In particular, the baseline outlook assumes the expiration of three policies that will not happen. First, it assumes that the tax cuts put in place in 2001 and 2003 will expire, raising taxes sharply at the end of this calendar year—a proposal not even President Obama supports. Second, the baseline assumes that the Alternative Minimum Tax (AMT) will begin to snare more and more taxpayers, even though the AMT has been patched annually to hold taxpayers harmless for more than a decade. Third, the baseline assumes that Medicare’s payment rates for physicians will decrease by 27 percent on March 1, 2012, despite the fact that Congress has repeatedly prevented the payment reduction. While those assumptions are not tenable, they do improve CBO’s baseline deficit outlook by $4.9 trillion over the projection period—overstating tax receipts by $4.6 trillion and understating Medicare spending by $326 billion.

The omissions regarding expiring policy also have an impact on the size of the national debt and the cost of servicing that debt. The higher interest costs add $846 billion to deficits and debt over the projection period, which make the total deficit impact of the excluded policies $5.7 trillion. Adding this amount to the baseline levels will increase gross federal debt to $27.4 trillion at the end of fiscal 2022. This would make the ratio of the nation’s debt to its economic output approximately 111 percent in 2022, even higher than it is today. …

An examination of CBO’s spending baseline shows that federal spending is on an unsustainable course.

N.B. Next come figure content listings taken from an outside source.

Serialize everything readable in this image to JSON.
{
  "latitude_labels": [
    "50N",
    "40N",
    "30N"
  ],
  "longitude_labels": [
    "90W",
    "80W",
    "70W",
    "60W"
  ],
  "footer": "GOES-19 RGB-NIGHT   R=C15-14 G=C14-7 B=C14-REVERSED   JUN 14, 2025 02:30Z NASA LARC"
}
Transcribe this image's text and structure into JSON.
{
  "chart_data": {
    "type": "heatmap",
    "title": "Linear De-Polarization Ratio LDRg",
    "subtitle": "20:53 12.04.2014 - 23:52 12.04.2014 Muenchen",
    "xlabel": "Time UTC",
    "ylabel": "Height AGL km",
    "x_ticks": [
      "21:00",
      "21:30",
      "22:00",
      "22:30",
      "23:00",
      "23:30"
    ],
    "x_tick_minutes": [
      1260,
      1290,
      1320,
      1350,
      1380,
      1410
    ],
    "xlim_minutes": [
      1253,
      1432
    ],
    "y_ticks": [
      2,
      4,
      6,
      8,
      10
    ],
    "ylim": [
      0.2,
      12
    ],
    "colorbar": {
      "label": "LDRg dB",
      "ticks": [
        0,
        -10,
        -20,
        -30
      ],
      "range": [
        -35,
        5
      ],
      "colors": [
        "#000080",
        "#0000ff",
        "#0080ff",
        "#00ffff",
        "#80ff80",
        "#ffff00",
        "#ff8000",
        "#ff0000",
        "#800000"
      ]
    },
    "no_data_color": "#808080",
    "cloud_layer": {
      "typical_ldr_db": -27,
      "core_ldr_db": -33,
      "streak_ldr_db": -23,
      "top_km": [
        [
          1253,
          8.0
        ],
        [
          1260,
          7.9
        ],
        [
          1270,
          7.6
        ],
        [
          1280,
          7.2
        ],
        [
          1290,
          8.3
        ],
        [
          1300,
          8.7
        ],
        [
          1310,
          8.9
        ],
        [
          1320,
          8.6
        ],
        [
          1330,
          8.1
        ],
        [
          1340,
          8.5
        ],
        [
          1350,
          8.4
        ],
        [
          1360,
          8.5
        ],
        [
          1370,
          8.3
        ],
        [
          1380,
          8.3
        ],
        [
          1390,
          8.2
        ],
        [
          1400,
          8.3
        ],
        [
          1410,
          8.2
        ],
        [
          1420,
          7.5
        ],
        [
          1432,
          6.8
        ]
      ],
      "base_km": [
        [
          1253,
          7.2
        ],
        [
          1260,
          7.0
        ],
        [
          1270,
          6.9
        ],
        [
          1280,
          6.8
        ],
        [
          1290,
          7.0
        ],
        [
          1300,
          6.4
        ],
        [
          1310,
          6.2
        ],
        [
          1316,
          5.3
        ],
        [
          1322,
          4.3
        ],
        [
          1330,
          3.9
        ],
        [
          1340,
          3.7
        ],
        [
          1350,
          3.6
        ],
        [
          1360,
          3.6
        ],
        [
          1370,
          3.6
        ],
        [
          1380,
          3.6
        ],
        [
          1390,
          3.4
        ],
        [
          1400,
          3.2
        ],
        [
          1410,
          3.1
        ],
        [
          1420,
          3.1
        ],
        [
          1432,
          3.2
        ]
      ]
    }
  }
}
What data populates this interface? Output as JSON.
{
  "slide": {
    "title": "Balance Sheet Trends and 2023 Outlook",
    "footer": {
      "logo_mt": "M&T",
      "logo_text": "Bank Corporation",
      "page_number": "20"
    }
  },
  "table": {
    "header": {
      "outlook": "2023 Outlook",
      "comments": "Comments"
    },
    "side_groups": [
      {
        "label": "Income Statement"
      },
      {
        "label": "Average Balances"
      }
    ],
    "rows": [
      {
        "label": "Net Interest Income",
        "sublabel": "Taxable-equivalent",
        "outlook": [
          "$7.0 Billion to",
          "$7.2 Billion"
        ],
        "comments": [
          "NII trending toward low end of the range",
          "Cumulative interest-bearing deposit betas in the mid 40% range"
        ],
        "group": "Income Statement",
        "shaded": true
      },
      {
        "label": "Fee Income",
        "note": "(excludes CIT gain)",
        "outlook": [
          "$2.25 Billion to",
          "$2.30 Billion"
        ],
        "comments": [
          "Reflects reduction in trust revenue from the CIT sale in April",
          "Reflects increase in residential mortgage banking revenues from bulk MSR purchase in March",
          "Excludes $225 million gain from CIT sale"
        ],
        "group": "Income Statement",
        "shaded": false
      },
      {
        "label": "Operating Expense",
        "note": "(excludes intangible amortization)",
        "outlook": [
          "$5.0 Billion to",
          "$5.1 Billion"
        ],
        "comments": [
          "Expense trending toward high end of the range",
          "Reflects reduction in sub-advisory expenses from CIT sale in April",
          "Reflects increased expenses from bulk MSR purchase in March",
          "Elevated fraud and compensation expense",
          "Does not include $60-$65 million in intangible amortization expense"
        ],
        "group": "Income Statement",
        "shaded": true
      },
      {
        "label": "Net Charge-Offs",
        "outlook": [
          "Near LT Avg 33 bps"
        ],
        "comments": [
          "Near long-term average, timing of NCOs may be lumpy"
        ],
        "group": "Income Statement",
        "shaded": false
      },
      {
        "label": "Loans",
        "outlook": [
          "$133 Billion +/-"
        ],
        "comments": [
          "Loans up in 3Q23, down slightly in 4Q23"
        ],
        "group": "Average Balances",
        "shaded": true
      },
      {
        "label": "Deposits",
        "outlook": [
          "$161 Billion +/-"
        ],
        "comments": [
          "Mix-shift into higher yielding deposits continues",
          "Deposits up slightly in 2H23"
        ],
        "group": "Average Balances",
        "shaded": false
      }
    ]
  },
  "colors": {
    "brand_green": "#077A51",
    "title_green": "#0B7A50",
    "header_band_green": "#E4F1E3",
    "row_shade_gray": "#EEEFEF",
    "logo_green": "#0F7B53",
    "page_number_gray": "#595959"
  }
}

From a political standpoint, the bad news may be coming just in time. Barack Obama has been clawing his way back toward respectability in the polls; currently Scott Rasmussen’s Approval Index stands at a -13, a poor rating but lofty compared to where Obama has been for most of his term. Worse, overall approval now exceeds disapproval for the first time in a long while, 51-48.

And the Democrats’ resurgence is also evident in Rasmussen’s latest congressional preference poll, where the Democrats now lead–albeit narrowly, at 41-40–for the first time in well over a year, I believe since before the midterm election.

So the Republicans have managed, somehow, to squander the strong position they have occupied since early in Obama’s term. To some degree, that is probably due to improving consumer sentiment. But I suspect it is more attributable to the GOP presidential campaign. What should have been a great opportunity to bang away at President Obama has become, instead, a fiasco for the Republicans, as the candidates, especially Newt Gingrich, have consistently violated Ronald Reagan’s 11th Commandment. We are now, I am afraid, seeing the consequences.